Второй моей проблемой была любовь к Роме. Она стала своего рода допингом, необходимым глотком воздуха, без которого я не могла жить. Думала ли, что смогу так полюбить? Да, надеялась на это, всегда ожидая именно такой любви. Но зачем она мне сейчас? Так не вовремя. Это стало моей болью — я не могла рассказать ему о своих проблемах, не могла рассказать, что мучает меня, что не дает спокойно жить. Он постоянно пытался вывести на откровенность, узнать, что гложет, не дает покоя, но как я могла признаться? Он бы сразу бросил меня, а как мне жить, когда его рядом не станет?
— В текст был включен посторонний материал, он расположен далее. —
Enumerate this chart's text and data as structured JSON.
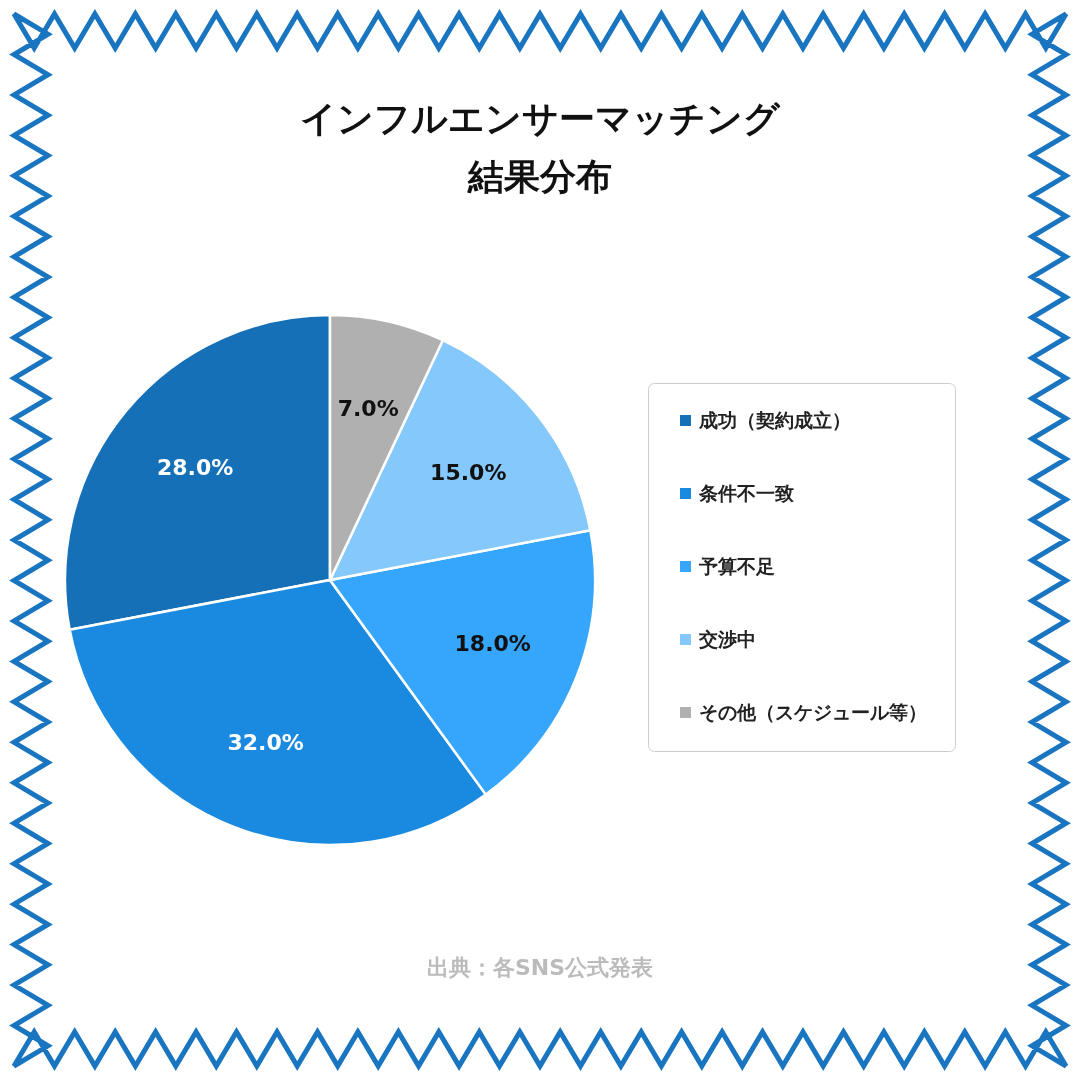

Иногда обманывала саму себя, говоря, что та ночь пять месяцев назад мне только приснилась. Как будто не шевелился внутри ребенок, угрожая с каждым днем все сильнее моему счастью и моему будущему. Только он — корень всех бед. Я нашла врага, с которым, хоть и не могла бороться, но могла вымещать на нем всю свою боль и обиду.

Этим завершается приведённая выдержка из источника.